Hybrid electric vehicles, operated by engines and motors, require an energy management strategy to achieve competitive fuel economy performance. The equivalent consumption minimization strategy is a well-known algorithm that can be employed for the energy management of hybrid electric vehicles, based on the concept of the equivalent cost of fossil fuels and electric battery energy. However, in the equivalent consumption minimization strategy approach, a parameter called the equivalent factor should be determined to obtain the optimal control policy. In this study, reinforcement learning based approaches are proposed to determine the equivalent factor. First, we show that the equivalent factor can be indirectly extracted from the reinforcement learning results, using the control action from reinforcement learning for the specific driving cycle.

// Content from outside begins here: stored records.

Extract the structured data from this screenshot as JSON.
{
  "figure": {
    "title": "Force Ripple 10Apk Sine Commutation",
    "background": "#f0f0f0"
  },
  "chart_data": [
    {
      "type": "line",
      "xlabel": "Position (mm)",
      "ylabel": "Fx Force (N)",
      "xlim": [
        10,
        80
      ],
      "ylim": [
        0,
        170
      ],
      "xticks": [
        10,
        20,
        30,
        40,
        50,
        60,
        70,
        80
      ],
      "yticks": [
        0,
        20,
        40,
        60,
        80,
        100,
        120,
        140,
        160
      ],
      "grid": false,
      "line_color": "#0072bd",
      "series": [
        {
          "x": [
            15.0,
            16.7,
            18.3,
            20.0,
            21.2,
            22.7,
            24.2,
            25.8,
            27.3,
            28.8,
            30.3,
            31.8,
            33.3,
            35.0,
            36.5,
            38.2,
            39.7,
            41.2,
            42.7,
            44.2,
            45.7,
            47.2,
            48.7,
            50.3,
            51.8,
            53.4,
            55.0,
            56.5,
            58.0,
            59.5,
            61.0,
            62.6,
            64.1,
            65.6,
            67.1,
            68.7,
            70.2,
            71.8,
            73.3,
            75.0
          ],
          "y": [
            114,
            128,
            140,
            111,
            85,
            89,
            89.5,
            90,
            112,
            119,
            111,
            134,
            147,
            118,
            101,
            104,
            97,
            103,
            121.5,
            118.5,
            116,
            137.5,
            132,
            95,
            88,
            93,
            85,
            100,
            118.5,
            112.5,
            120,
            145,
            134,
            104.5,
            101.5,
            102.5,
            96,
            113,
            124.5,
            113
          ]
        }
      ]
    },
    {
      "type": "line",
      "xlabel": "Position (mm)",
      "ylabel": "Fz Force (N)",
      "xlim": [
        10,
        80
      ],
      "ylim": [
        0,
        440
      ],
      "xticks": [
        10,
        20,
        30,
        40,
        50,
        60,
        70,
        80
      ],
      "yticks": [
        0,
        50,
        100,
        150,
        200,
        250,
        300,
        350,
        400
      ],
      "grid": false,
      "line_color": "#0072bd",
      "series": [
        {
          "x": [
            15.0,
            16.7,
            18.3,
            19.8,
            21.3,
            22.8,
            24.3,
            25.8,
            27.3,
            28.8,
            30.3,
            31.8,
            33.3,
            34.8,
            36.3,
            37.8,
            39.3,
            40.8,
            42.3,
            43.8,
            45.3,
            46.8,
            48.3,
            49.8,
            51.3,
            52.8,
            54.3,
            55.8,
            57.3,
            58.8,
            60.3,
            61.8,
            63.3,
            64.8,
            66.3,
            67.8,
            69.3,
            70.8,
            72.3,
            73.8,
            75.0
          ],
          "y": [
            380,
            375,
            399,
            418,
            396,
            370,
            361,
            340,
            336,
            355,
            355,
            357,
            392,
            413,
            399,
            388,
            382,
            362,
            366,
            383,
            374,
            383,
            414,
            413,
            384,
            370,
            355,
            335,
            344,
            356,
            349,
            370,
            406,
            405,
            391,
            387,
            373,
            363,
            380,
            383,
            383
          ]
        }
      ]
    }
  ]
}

In addition, a novel approach that combines reinforcement learning and the equivalent consumption minimization strategy is proposed, where the equivalent factor is determined based on the interaction between the reinforcement learning agent and driving environment, while the control input is decided by the equivalent consumption minimization strategy based on the determined equivalent factor. A model-based reinforcement learning method is used, and the proposed method is validated for vehicle simulation using a parallel hybrid electric vehicle. The simulation results show that the proposed method can achieve a near-optimal solution, which is close to the global solution obtained with the dynamic programming approach (96.7% compared to dynamic programming result in average), and improved performance of 4.3% in average compared with the existing adaptive equivalent consumption minimization strategy.